Our review of Judge Harris's decision requires us to evaluate the record utilizing the same standard applied by him. See Booth, supra, 50 N.J. at 306; Kramer, supra, 45 N.J. at 296-97. Viewed thusly, we agree with Judge Harris's analysis. Although defendant's determination is entitled to deference, that deference assumes defendant's use of the appropriate legal standard. Mahler v. Bd. of Adjustment of Borough of Fair Lawn, 94 N.J. Super. 173, 185-86 (App. Div. 1967), aff'd o.b., 55 N.J. 1 (1969).

Defendant's conclusion that plaintiff's failure to challenge the requirement of the County Board renders any hardship it suffers self-created fails to account for the County Planning Board's superior position. The County Planning Board has approval jurisdiction over any site plan involving county roads. N.J.S.A. 40:27-6.6 to -6.13. Judge Harris resolved this issue thusly:

I find, from the record . . . that there's only one legal conclusion that the board could reach and that is that the county planning board controls the manner and means of ingress and egress on county roads, including the manner of egress from this site onto County Road . . . and that the plaintiff was duty bound to subscribe to that view.

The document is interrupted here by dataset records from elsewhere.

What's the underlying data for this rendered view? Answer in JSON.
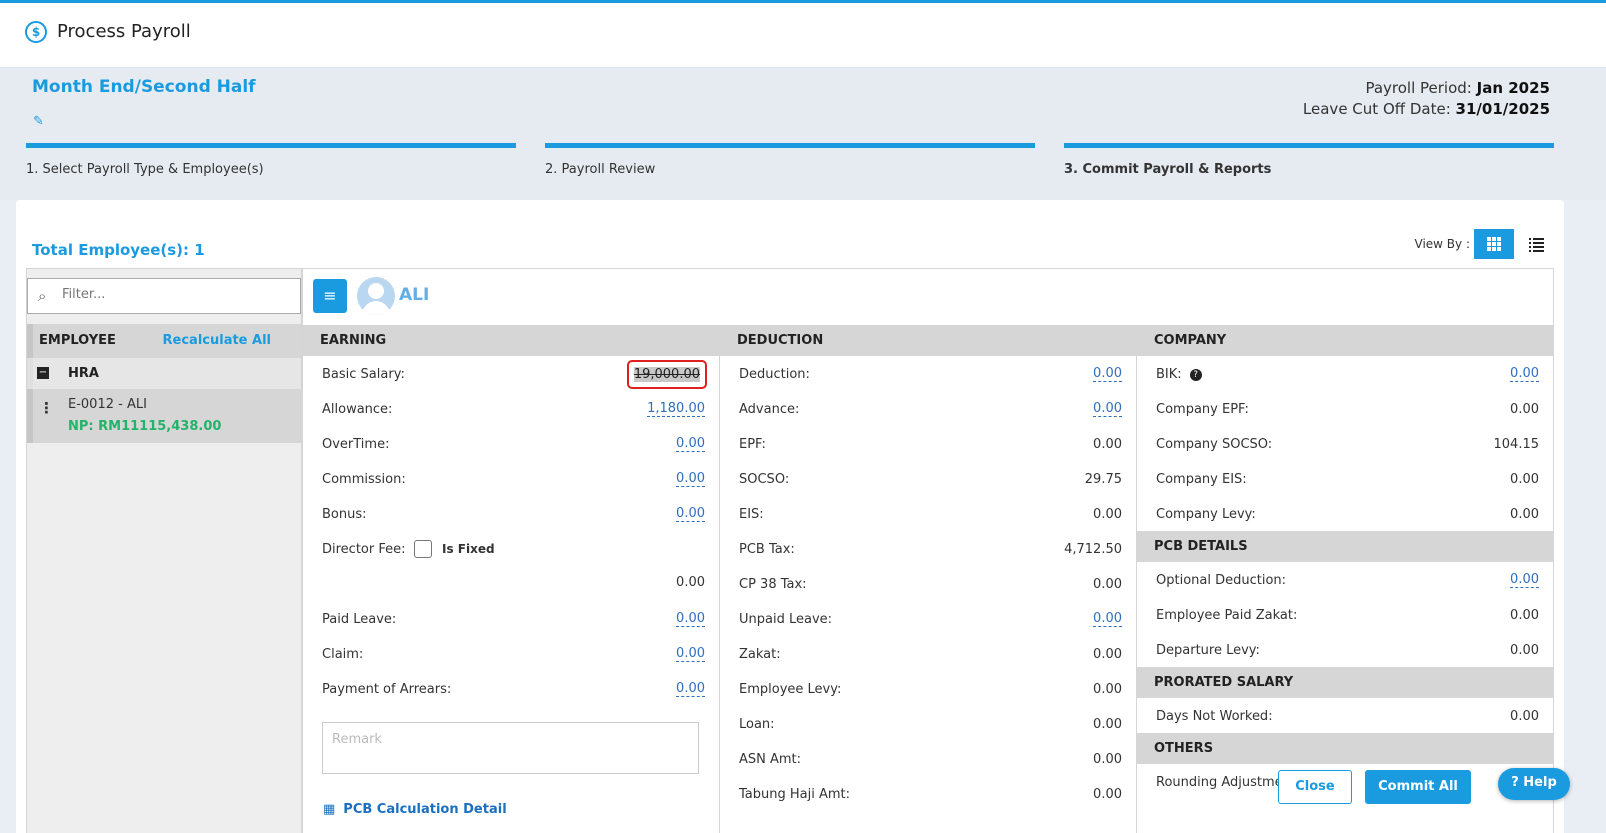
{
  "app": {
    "title": "Process Payroll",
    "logo_icon": "dollar-cycle-icon",
    "accent": "#1a9be0"
  },
  "header": {
    "payroll_type": "Month End/Second Half",
    "period_label": "Payroll Period:",
    "period_value": "Jan 2025",
    "cutoff_label": "Leave Cut Off Date:",
    "cutoff_value": "31/01/2025"
  },
  "steps": [
    {
      "label": "1. Select Payroll Type & Employee(s)",
      "active": false
    },
    {
      "label": "2. Payroll Review",
      "active": false
    },
    {
      "label": "3. Commit Payroll & Reports",
      "active": true
    }
  ],
  "summary": {
    "total_employees": "Total Employee(s): 1",
    "view_by": "View By :"
  },
  "left": {
    "filter_placeholder": "Filter...",
    "header": "EMPLOYEE",
    "recalc": "Recalculate All",
    "group": "HRA",
    "employee": "E-0012 - ALI",
    "net_pay": "NP: RM11115,438.00"
  },
  "employee_name": "ALI",
  "earning": {
    "title": "EARNING",
    "basic_salary": {
      "label": "Basic Salary:",
      "value": "19,000.00"
    },
    "allowance": {
      "label": "Allowance:",
      "value": "1,180.00"
    },
    "overtime": {
      "label": "OverTime:",
      "value": "0.00"
    },
    "commission": {
      "label": "Commission:",
      "value": "0.00"
    },
    "bonus": {
      "label": "Bonus:",
      "value": "0.00"
    },
    "director_fee": {
      "label": "Director Fee:",
      "fixed_label": "Is Fixed",
      "value": "0.00"
    },
    "paid_leave": {
      "label": "Paid Leave:",
      "value": "0.00"
    },
    "claim": {
      "label": "Claim:",
      "value": "0.00"
    },
    "arrears": {
      "label": "Payment of Arrears:",
      "value": "0.00"
    },
    "remark_placeholder": "Remark",
    "pcb_link": "PCB Calculation Detail"
  },
  "deduction": {
    "title": "DEDUCTION",
    "deduction": {
      "label": "Deduction:",
      "value": "0.00"
    },
    "advance": {
      "label": "Advance:",
      "value": "0.00"
    },
    "epf": {
      "label": "EPF:",
      "value": "0.00"
    },
    "socso": {
      "label": "SOCSO:",
      "value": "29.75"
    },
    "eis": {
      "label": "EIS:",
      "value": "0.00"
    },
    "pcb_tax": {
      "label": "PCB Tax:",
      "value": "4,712.50"
    },
    "cp38": {
      "label": "CP 38 Tax:",
      "value": "0.00"
    },
    "unpaid_leave": {
      "label": "Unpaid Leave:",
      "value": "0.00"
    },
    "zakat": {
      "label": "Zakat:",
      "value": "0.00"
    },
    "employee_levy": {
      "label": "Employee Levy:",
      "value": "0.00"
    },
    "loan": {
      "label": "Loan:",
      "value": "0.00"
    },
    "asn": {
      "label": "ASN Amt:",
      "value": "0.00"
    },
    "tabung_haji": {
      "label": "Tabung Haji Amt:",
      "value": "0.00"
    }
  },
  "company": {
    "title": "COMPANY",
    "bik": {
      "label": "BIK:",
      "value": "0.00"
    },
    "epf": {
      "label": "Company EPF:",
      "value": "0.00"
    },
    "socso": {
      "label": "Company SOCSO:",
      "value": "104.15"
    },
    "eis": {
      "label": "Company EIS:",
      "value": "0.00"
    },
    "levy": {
      "label": "Company Levy:",
      "value": "0.00"
    },
    "pcb_details_title": "PCB DETAILS",
    "optional_deduction": {
      "label": "Optional Deduction:",
      "value": "0.00"
    },
    "employee_zakat": {
      "label": "Employee Paid Zakat:",
      "value": "0.00"
    },
    "departure_levy": {
      "label": "Departure Levy:",
      "value": "0.00"
    },
    "prorated_title": "PRORATED SALARY",
    "days_not_worked": {
      "label": "Days Not Worked:",
      "value": "0.00"
    },
    "others_title": "OTHERS",
    "rounding": {
      "label": "Rounding Adjustment:"
    }
  },
  "footer": {
    "close": "Close",
    "commit": "Commit All",
    "help": "Help"
  }
}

We agree with Judge Harris. There is no indication in this record that plaintiff attempted to avoid defendant's prior approval of ingress and egress respecting County Road or that it did anything other than accommodate the desires of the County Planning Board in the exercise of its superior jurisdiction. We are aware of no authority requiring plaintiff, as a condition for a finding of hardship, to litigate with the County Board or to appeal the findings of the County Board's professionals. Nor has defendant suggested any.

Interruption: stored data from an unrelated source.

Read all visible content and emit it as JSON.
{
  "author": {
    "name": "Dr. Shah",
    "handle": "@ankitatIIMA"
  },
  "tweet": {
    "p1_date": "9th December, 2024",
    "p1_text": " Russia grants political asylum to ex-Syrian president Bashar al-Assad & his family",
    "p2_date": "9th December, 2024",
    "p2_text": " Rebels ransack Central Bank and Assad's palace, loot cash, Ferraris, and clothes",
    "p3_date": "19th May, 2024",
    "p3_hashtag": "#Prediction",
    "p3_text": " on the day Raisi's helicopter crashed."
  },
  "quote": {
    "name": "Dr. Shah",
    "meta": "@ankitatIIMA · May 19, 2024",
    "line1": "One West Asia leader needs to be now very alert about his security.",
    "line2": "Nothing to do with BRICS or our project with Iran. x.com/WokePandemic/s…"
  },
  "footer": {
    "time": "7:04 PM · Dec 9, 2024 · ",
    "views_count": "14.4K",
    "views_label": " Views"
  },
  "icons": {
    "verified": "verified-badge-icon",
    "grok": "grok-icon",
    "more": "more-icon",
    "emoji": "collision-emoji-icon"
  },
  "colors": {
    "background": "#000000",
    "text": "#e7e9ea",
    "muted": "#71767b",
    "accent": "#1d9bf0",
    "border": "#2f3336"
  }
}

Indeed, the record discloses that defendant knew of the County Planning Board's determination and, despite the opportunity to do so, failed to challenge it. Once the County Planning Board requires, as a condition of its site plan approval, a specified access, the inability to provide that access constitutes the hardship necessary to support a variance. Our agreement with Judge Harris respecting defendant's failure to find evidential support for its denial of the c(1) variances makes it unnecessary for us to consider the alternative relief sought under c(2). We note, however, that defendant has not explained how a municipality, as opposed to a county, becomes vested with the ultimate responsibility to determine which traffic pattern on a county road best serves the purposes of the Municipal Land Use Law.

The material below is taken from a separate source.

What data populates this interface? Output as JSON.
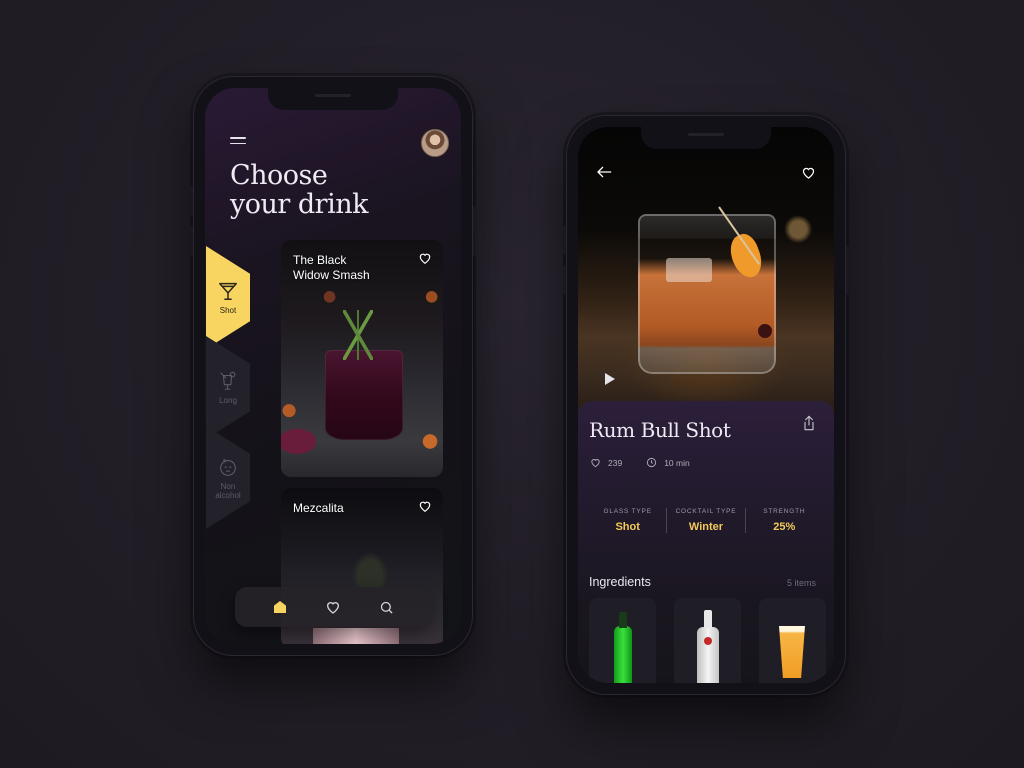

We add these comments with respect to the position of the intervenors. The intervenors objected to the variance application on the ground that it would require the "discharge of water into a storm drain system which eventually discharges" onto their property. The resolution denying plaintiff's variance application, eventually overturned by Judge Harris, was not based on that objection. Moreover, intervenors, although filing a brief, did not file a notice of appeal. Nevertheless, we have considered the argument. Given our finding that the variances were compelled by the County Planning Board, we conclude that intervenors' position has insufficient merit to warrant further discussion in a written opinion. R. 2:11-3(e)(1)(E).

Affirmed substantially for the reasons set forth by Judge Harris in his comprehensive oral opinion of December 1, 2005.


We infer that plaintiff's predecessor had instituted a "builder's remedy" suit, see Oakwood at Madison, Inc. v. Twp. of Madison, 72 N.J. 481, 550-51 (1977), to enforce the obligations imposed by S. Burlington County N.A.A.C.P. v. Twp. of Mount Laurel, 67 N.J. 151, cert. denied, 423 U.S. 808, 96 S. Ct. 18, 46 L. Ed. 2d 28 (1975).

The record refers to this road interchangeably as Harriet Way and Harriet Drive.

The Board also found plaintiff had failed to demonstrate that the variance might be granted without substantial detriment to the public good or impairment of the intent of the zoning ordinance. On appeal, defendant does not challenge the judge's conclusion that this finding was unsupported by the record. The failure to brief the correctness of the judge's conclusion constitutes an abandonment of the issue. Liebling v. Garden State Indem., 337 N.J. Super. 447, 465-66 (App. Div.), certif. denied, 169 N.J. 606 (2001).